A New Mexico lawmaker is pushing to have judges’ financial disclosures posted online after the state earned a failing grade in a Center for Public Integrity investigation into public transparency.
State Sen. Jacob R. Candelaria, D-Albuquerque, introduced a bill this month that would require all financial disclosure statements filed by judges and officers of the judicial branch to be posted on the Secretary of State’s website and the state’s Sunshine Portal, which he called the state’s go-to-place for government information.
The forms that judges file annually were posted on the Secretary of State’s site as recently as 2012, but the practice ceased last year because the existing laws apparently don’t call for it. “The Office of the Secretary of State supports transparency and openness in government, however at this time there is no authorization in statute that permits us to provide these disclosures online,” spokesman Ken Ortiz told the Center. The forms came down after some concerns about security.
Candelaria, who is also a first-year law student, said he was inspired to file the bill by the Center’s findings about New Mexico‘s disclosure. The state earned 38.8 out of 100 possible points for its judicial financial disclosure requirements in the Center’s study. Had the state posted the files online, its score would have improved to 43.8.
“This seemed to be an easy, common-sense fix to make them more accessible to folks,” Candelaria said in an interview. “Our courts are just like any other part of government that work best when people have faith in the process.”
He said he will likely introduce an amendment to allow judges’ home addresses, emails and phone numbers to be redacted from the reports because of security concerns. The sections listing the judges’ names and financial ties would remain public.
The Center evaluated the disclosure rules in all 50 states and the District of Columbia and compared them with those that federal judges face. It then reviewed disclosure reports of more than 300 top judges to flag potential conflicts of interest involving their finances and caseloads.

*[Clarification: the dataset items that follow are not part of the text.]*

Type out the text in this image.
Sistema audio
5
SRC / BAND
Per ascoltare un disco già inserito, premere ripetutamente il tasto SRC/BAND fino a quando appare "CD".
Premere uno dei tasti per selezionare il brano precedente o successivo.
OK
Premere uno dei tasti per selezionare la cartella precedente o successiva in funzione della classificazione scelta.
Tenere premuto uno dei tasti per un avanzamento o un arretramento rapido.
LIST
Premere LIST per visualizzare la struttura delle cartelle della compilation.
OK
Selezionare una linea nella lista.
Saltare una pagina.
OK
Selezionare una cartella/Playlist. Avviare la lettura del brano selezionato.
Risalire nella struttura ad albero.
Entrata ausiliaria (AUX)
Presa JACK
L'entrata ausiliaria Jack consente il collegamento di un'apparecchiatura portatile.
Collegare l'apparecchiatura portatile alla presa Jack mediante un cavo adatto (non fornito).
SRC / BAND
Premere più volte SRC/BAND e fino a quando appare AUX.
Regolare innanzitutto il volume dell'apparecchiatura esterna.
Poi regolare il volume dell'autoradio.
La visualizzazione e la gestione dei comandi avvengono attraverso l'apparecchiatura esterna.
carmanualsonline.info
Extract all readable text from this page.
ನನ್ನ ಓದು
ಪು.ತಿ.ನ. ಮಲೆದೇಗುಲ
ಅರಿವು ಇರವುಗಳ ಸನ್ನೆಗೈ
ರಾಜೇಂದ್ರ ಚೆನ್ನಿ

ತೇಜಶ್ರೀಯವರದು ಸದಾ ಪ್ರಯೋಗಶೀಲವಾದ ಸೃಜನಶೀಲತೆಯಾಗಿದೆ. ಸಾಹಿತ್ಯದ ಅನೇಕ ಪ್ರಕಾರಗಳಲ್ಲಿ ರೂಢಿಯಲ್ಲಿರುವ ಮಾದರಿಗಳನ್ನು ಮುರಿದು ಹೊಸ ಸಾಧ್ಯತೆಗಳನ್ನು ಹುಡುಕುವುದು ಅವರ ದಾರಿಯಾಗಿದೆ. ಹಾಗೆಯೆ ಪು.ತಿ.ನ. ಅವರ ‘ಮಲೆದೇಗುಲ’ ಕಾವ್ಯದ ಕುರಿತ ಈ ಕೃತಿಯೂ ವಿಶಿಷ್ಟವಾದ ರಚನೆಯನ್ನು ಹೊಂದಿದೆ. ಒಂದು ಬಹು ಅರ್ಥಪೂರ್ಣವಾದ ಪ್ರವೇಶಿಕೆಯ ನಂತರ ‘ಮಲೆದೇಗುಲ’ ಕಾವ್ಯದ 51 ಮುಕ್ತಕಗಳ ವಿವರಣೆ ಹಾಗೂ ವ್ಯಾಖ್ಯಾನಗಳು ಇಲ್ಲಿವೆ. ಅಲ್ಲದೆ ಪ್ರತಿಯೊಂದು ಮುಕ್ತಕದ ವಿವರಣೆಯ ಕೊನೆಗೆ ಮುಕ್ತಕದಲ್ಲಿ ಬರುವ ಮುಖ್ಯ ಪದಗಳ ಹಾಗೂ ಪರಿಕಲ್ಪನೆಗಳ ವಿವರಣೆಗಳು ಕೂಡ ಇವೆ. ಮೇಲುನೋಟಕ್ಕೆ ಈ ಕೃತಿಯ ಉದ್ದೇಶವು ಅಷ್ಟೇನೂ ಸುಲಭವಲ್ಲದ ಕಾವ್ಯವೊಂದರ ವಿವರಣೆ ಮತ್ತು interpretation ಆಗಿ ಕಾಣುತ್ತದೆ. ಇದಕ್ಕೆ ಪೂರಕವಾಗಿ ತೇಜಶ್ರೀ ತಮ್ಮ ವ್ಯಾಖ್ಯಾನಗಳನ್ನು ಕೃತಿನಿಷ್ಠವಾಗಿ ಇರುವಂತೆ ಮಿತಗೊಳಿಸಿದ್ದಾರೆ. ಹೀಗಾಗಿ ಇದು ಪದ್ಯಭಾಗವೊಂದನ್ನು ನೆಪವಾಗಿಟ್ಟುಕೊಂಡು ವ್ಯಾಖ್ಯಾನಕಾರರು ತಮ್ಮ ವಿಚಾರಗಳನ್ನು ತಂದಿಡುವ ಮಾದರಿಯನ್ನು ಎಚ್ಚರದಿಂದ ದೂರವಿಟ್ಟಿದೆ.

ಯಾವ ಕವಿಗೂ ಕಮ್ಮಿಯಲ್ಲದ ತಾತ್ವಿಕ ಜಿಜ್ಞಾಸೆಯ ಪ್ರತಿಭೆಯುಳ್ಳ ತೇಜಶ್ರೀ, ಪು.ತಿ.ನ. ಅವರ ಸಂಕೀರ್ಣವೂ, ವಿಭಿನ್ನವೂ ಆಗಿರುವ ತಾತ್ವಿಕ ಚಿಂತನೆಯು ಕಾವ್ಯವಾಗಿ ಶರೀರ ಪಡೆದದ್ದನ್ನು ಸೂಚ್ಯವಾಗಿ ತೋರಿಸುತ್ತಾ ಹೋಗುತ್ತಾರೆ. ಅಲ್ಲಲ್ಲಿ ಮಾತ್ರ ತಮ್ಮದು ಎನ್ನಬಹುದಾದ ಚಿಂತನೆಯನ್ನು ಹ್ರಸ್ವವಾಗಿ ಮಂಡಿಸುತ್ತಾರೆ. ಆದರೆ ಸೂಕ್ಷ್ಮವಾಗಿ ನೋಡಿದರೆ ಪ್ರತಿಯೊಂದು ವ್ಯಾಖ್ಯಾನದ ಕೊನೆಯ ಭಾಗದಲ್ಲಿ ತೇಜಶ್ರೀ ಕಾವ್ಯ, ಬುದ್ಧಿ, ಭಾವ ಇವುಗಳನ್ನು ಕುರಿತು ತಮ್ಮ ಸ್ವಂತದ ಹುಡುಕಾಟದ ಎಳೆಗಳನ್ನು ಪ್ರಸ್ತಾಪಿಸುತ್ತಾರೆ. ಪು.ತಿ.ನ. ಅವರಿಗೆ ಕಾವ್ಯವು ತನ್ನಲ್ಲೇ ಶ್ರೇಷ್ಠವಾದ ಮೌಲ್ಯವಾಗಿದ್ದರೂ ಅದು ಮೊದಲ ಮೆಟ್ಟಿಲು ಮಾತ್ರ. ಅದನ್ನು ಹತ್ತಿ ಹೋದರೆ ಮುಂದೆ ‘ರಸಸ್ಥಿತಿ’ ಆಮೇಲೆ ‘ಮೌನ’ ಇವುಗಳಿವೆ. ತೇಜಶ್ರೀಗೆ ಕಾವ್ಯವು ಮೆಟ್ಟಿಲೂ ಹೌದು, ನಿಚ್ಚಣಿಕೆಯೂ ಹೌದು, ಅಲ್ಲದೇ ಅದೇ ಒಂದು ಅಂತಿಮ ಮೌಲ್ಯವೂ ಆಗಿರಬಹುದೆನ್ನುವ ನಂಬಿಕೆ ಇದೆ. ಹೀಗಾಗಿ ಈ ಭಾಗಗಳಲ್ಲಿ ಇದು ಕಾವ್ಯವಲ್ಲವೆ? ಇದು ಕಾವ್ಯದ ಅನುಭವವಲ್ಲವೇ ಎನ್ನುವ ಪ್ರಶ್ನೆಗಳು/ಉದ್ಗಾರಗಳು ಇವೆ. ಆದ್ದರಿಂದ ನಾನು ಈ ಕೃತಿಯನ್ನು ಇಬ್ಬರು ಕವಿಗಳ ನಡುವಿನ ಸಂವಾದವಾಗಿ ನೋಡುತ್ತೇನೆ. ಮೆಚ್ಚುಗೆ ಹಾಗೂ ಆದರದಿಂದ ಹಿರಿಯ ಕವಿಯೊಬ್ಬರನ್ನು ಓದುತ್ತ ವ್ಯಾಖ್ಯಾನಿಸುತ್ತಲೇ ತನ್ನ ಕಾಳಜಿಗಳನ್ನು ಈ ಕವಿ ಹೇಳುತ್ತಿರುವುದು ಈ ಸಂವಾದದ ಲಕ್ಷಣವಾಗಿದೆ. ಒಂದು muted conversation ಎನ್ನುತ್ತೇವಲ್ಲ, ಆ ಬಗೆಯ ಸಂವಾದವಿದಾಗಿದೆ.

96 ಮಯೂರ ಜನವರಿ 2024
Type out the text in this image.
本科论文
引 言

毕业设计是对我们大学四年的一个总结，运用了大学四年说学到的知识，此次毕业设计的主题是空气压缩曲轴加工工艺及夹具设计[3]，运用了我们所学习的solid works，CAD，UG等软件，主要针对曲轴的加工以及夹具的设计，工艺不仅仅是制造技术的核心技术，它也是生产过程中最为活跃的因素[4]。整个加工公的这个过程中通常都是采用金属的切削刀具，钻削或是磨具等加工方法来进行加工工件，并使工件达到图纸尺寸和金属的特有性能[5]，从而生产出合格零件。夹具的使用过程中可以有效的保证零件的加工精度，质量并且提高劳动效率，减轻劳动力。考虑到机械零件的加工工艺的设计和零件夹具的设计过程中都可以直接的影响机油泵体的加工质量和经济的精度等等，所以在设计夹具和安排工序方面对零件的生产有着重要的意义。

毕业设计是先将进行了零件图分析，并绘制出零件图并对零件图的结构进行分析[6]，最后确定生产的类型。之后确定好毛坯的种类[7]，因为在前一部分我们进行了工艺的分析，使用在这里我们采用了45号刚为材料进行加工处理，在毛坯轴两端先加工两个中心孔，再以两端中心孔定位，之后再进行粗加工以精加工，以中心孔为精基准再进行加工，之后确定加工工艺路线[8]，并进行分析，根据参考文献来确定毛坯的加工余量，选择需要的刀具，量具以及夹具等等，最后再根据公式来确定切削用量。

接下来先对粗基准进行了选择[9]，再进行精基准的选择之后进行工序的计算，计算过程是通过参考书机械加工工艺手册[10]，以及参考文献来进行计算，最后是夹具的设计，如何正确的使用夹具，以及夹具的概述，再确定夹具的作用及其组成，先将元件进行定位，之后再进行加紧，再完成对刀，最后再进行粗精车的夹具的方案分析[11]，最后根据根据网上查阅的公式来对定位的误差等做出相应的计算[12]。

Such disclosures help build public confidence in the judicial system by providing transparency about judges’ financial ties, judicial ethics experts say.
But getting the forms isn’t always easy. Twelve states currently post at least some portions of the forms online, including California and Hawaii which require among the most detailed disclosures nationwide. But other states only provide them upon request. And three states require that people pick them up in person.
In the wake of the Center’s Justice Obscured investigation, several other states have also proposed reforms. California court officials pledged to review an internal system for catching conflicts of interest after the Center found a judge who owned as much as $1 million of Wells Fargo stock when she participated in a case favoring the financial giant. Wyoming officials posted judicial reports online. District of Columbia officials are reviewing disclosure requirements there. And Montana’s top court proposed judicial disclosures for the first time.